Flamos, who has worked closely with the real estate and property management firm MCM Co., says nothing can be done until all pieces of the project’s funding are in place. This entails grants and other forms of nontraditional funding at the city, county and state level, including a $2.5 million grant from Cuyahoga County first secured by former Cleveland city councilwoman Dona Brady.
Brady worked closely with the theater’s last ownership group, the Friends of the Historic Variety Theater, a nonprofit group that took possession of the building in 2009. The organization and Brady were instrumental in securing funding for the theater’s restored marquee sign, an updated electrical system and an adjacent, city-funded parking lot.
Today, the linchpin for Flamos’ operation rests on historic tax credits at the state and federal levels.
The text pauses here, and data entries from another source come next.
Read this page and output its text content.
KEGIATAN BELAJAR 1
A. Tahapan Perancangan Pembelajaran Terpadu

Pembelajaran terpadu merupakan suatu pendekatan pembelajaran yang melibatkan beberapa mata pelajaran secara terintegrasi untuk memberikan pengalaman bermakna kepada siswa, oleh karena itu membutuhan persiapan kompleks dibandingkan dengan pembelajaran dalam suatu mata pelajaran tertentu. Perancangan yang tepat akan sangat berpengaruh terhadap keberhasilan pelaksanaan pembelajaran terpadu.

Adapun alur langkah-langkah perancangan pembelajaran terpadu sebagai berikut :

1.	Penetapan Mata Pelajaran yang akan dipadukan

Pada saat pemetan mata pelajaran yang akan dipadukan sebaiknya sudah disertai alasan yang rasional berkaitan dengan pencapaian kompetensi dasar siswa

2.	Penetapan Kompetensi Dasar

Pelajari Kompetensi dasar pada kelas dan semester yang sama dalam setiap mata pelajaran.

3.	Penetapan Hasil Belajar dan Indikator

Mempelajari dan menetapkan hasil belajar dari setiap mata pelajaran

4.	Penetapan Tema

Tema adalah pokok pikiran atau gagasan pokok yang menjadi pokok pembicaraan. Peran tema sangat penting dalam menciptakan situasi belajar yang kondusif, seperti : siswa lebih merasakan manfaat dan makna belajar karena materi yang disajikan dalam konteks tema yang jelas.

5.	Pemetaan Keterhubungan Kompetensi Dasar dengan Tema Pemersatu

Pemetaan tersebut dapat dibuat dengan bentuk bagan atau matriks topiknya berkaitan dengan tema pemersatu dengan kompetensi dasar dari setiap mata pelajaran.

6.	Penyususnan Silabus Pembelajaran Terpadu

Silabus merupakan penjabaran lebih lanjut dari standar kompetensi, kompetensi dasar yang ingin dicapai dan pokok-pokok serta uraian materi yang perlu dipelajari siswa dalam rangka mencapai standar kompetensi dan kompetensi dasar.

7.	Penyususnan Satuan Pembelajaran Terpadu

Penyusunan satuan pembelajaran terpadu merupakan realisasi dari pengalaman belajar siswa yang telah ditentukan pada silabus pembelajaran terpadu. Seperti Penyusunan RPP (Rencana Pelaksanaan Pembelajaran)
As of this spring, only the federal credit is secured, after the theater’s application for the Ohio Historic Preservation Tax Credit Program last September yielded no award.
Melissa Ferchill, the president of MCM, says securing the tax credit is uniquely tough for theaters, due to the greater expense to rehabilitate the space. Even so, the guidelines for the program note specific consideration is given to historic theaters that are “intended to be used as a theater after renovation is complete.”
“There is supposed to be some preference to theaters, but we haven’t quite seen it in the way they score the project,” Ferchill says.
When full funding is in place, Flamos aspires for Variety to anchor Westown, as it was during its heyday, with the added benefit of providing room for affordable housing and dining. Included in the block are 12 studio apartment units, nine potential retail storefronts and a restaurant space.
Flamos brings extensive experience from her time as co-owner of Lakewood’s Mahall’s 20 Lanes. Flamos intends for the Variety to primarily be a live music venue, with the power to draw people who may not otherwise be familiar with the neighborhood.
Danny Kelly, the recently appointed Cleveland city councilman of Ward 11, believes the theater fills a void in his ward.
“A lot of the [enthusiasm] has waned because this has been on for so long,” says Kelly, “but [Flamos] put up a lot of real money to do this. I don’t think people realize you got somebody who’s taken a shot on a dream.”